Step-by-step guide to creating a Telegram bot in 2026. Learn how to register a bot with BotFather, configure it, and add AI with TeleClaw.

TeleClaw

TeleClaw Team

May 9, 2026

How to Create a Telegram Bot in 2026 — Full Guide

Creating a Telegram bot in 2026 is easier than ever. Whether you want to build a customer support assistant, a community moderation tool, or an AI-powered knowledge base, Telegram’s open Bot API gives you everything you need. This guide walks you through every step — from registering your bot to going live with AI capabilities.

What You Need Before You Start

Before you dive in, make sure you have the following:

  • A Telegram account — download the app and verify your phone number if you haven’t already.
  • A clear use case — what should your bot do? Answer FAQs, moderate a group, respond to commands, or serve as a full AI assistant?
  • Optional: coding knowledge — if you want to build a custom bot with the Bot API, Python or Node.js experience helps. If not, no-code platforms like TeleClaw handle everything for you.

That’s it. You don’t need a server, domain, or developer background to get started.
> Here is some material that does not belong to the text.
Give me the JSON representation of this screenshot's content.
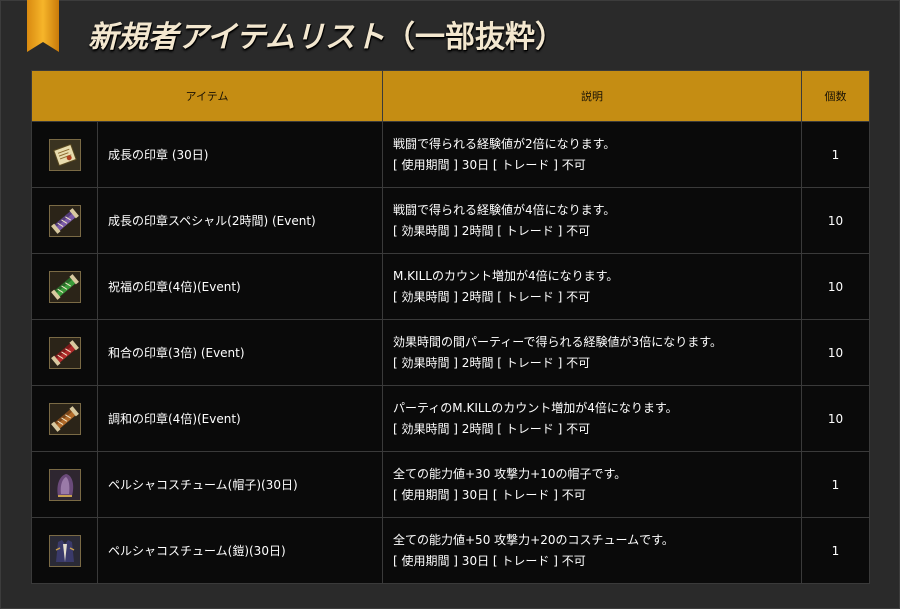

Step 1: Register Your Bot with BotFather

BotFather is Telegram’s official bot for creating and managing bots. Here’s how to use it:

  1. Open Telegram and search for @BotFather (the verified one with a blue checkmark).
  2. Start a chat and send the command /newbot.
  3. BotFather will ask you for a display name — this is what users see in the chat header. Choose something descriptive, like “My Support Bot”.
  4. Next, choose a username — it must end in bot and be unique across Telegram (e.g., mysupportbot or my_support_bot).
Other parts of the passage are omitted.